Garnacha Spanien

Weinanbaugebiete und ihre Weine

Er wird in den nördlichen, westlichen und östlichen Provinzen Spaniens angebaut. Das Beste kommt aus Priorato, wo die Garnacha einst weit verbreitet war, aber durch die Cariñena ersetzt wurde. Garnacha Tinta, die als Grenache in Frankreich gehandelt wird, ist eine der wichtigsten Rebsorten in Spanien. Sie ist nach Tempranillo die am zweithäufigsten angebaute rote Sorte in Spanien und kommt auch in der berühmten Rioja vor. Wir sprechen in Spanien von der Garnacha-Traube, der Garnacha Blanca.

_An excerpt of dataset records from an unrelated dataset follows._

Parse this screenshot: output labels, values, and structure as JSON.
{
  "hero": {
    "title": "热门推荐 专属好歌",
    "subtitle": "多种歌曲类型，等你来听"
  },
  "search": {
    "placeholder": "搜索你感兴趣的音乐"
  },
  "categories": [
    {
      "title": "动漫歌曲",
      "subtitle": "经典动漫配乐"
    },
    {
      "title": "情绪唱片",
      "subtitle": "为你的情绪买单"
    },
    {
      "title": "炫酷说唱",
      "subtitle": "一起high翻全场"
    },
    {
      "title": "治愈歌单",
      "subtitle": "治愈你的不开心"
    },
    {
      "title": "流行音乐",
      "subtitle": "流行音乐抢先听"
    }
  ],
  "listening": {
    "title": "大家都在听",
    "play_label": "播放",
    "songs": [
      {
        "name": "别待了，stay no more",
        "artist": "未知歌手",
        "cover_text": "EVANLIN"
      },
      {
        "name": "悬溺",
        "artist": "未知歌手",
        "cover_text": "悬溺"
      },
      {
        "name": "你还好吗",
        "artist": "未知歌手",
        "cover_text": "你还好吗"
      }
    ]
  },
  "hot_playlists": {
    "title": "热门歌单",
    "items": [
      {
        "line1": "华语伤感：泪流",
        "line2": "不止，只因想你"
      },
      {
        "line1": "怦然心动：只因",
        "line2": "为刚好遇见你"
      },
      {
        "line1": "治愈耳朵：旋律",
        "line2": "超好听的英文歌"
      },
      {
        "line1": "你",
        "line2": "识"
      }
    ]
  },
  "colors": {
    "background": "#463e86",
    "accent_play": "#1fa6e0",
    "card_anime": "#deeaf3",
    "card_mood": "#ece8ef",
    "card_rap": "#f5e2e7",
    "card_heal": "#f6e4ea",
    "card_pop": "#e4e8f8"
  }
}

Weinanbaugebiete und ihre Weinbaugebiete

Mit über 170.000 Hektar Weinbergen ist diese Traubensorte aus Spanien die am weitesten verbreitete rote Traube. Er wird in den Nord-, West- und Ostprovinzen von Spanien bebaut. Ihr breiter Einsatz ist auf die hohe Ausbeute zurückzuführen. Eine nicht zu vernachlässigende Traubensorte, die bei geringem Ernteertrag sehr charakteristische Weinsorten hervorbringt, vor allem in Cuvés (das beste Beispiel dafür ist das Gebiet des Priorats, wo sie Kultcharakter hat).

Ziemlich hell, mit fruchtigen (Kirschen), samtigen und vollmundigen Noten, meist in Cuvés mit Tempranillos oder Cariñenas eingesetzt.

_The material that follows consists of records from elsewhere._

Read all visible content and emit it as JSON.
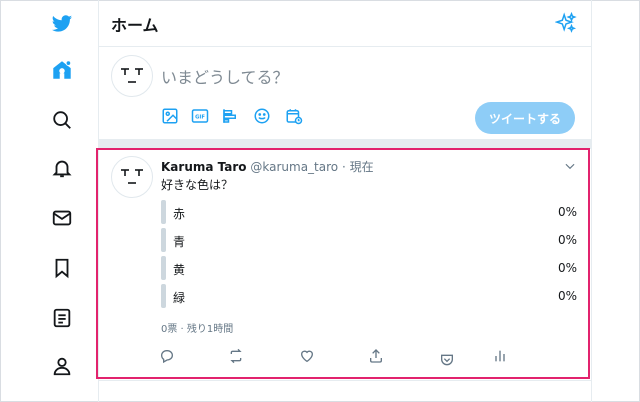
{
  "header": {
    "title": "ホーム"
  },
  "composer": {
    "prompt": "いまどうしてる？",
    "face": "━ ━\n ━",
    "tweet_button": "ツイートする"
  },
  "tweet": {
    "name": "Karuma Taro",
    "handle": "@karuma_taro",
    "time": "現在",
    "question": "好きな色は？",
    "options": [
      {
        "label": "赤",
        "percent": "0%"
      },
      {
        "label": "青",
        "percent": "0%"
      },
      {
        "label": "黄",
        "percent": "0%"
      },
      {
        "label": "緑",
        "percent": "0%"
      }
    ],
    "meta": "0票 · 残り1時間"
  },
  "colors": {
    "accent": "#1da1f2",
    "highlight": "#e2236d",
    "button": "#8ecdf7"
  },
  "icons": {
    "sidebar": [
      "twitter-logo-icon",
      "home-icon",
      "search-icon",
      "bell-icon",
      "mail-icon",
      "bookmark-icon",
      "list-icon",
      "profile-icon"
    ],
    "composer": [
      "image-icon",
      "gif-icon",
      "poll-icon",
      "emoji-icon",
      "schedule-icon"
    ],
    "actions": [
      "reply-icon",
      "retweet-icon",
      "like-icon",
      "share-icon",
      "pocket-icon",
      "analytics-icon"
    ]
  }
}
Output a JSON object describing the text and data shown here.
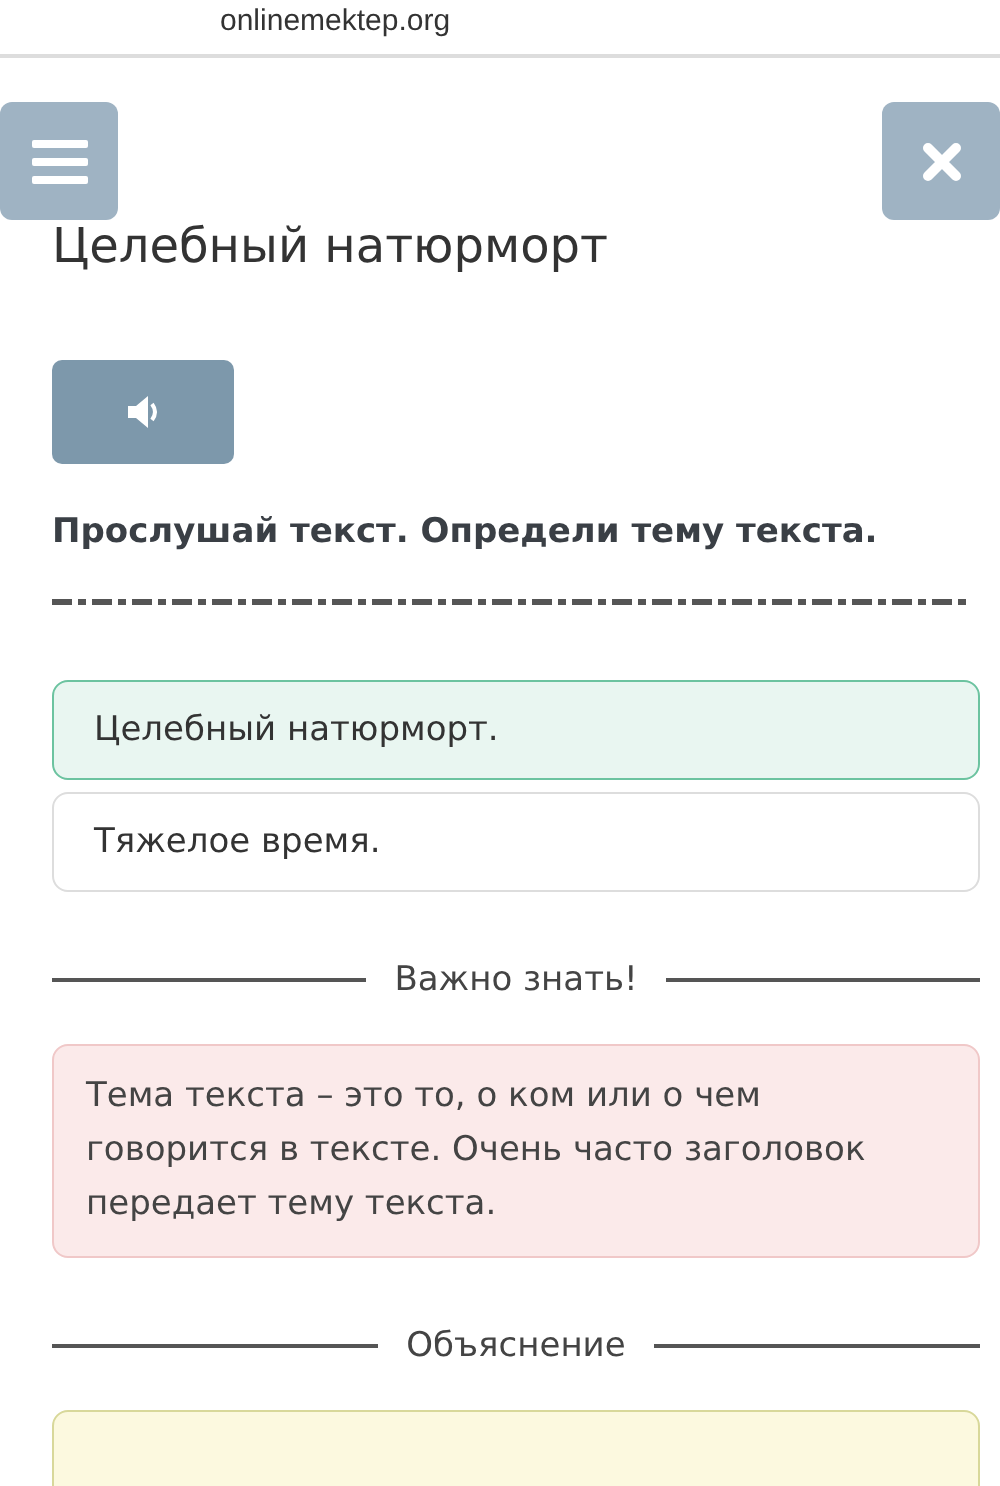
{
  "browser": {
    "url": "onlinemektep.org"
  },
  "title": "Целебный натюрморт",
  "task": "Прослушай текст. Определи тему текста.",
  "options": [
    {
      "label": "Целебный натюрморт.",
      "selected": true
    },
    {
      "label": "Тяжелое время.",
      "selected": false
    }
  ],
  "sections": [
    {
      "heading": "Важно знать!",
      "kind": "info",
      "text": "Тема текста – это то, о ком или о чем говорится в тексте. Очень часто заголовок передает тему текста."
    },
    {
      "heading": "Объяснение",
      "kind": "explanation"
    }
  ]
}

Die Garnacha - 3 Tatsachen über die Sorte!

Wer wissen will, was Garnacha ist, hat eine einfache Lösung. Die Garnacha ist eine reinrassige, typisch italienische Sorte. Wer sich die Weine Spaniens genauer anschaut, kommt an der Sorte Garnacha nicht vorbei. Selbst wenn die Trauben auf den ersten Blick in der Lage sind, im Farbton des Tempranillounter zu wandern, vermisst der interessierte Weinliebhaber nicht, dass auch diese Rotwein-Sorte einen großen Wert hat.

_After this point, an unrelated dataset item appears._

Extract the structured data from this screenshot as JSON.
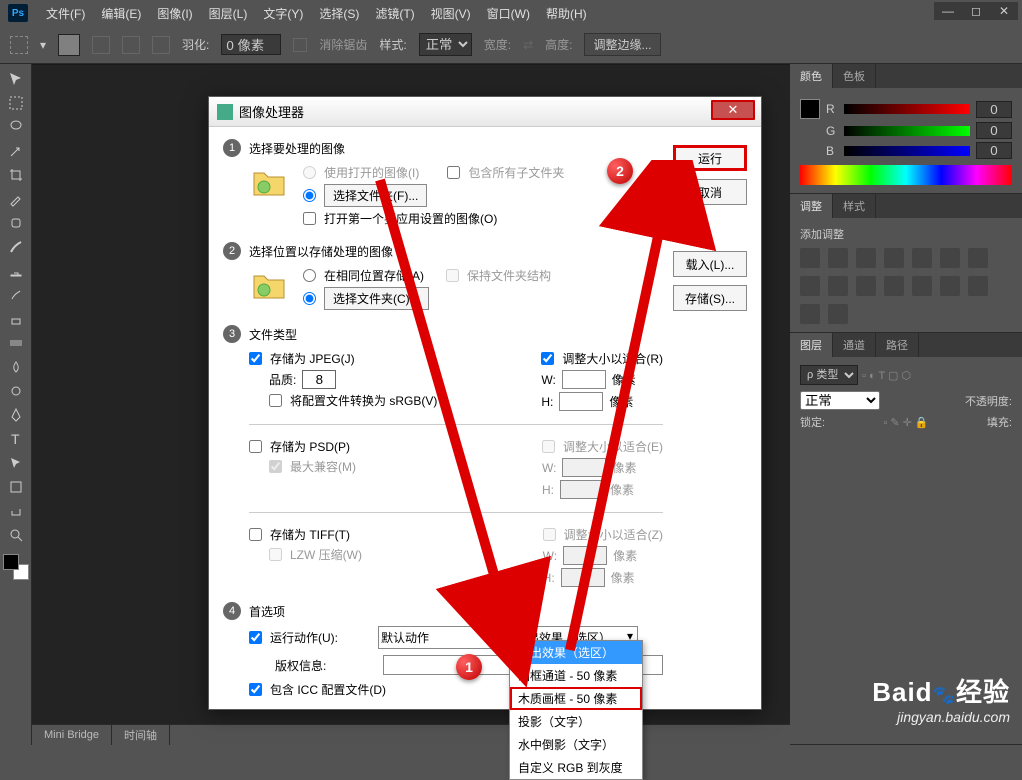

Dieser Artikel behandelt die Garnacha Traubensorte und 3 weitere wichtige Tatsachen. Die erste Garnacha hat viele Vornamen! Der Rotwein hat mehrere Vornamen. Allein über 100 unterschiedliche Begriffe für die gleiche Sorte sind in den Wikipedias aufgeführt! Ein Grund für die große Namensvielfalt mag darin liegen, dass die Trauben in vielen Teilen der Erde kultiviert werden.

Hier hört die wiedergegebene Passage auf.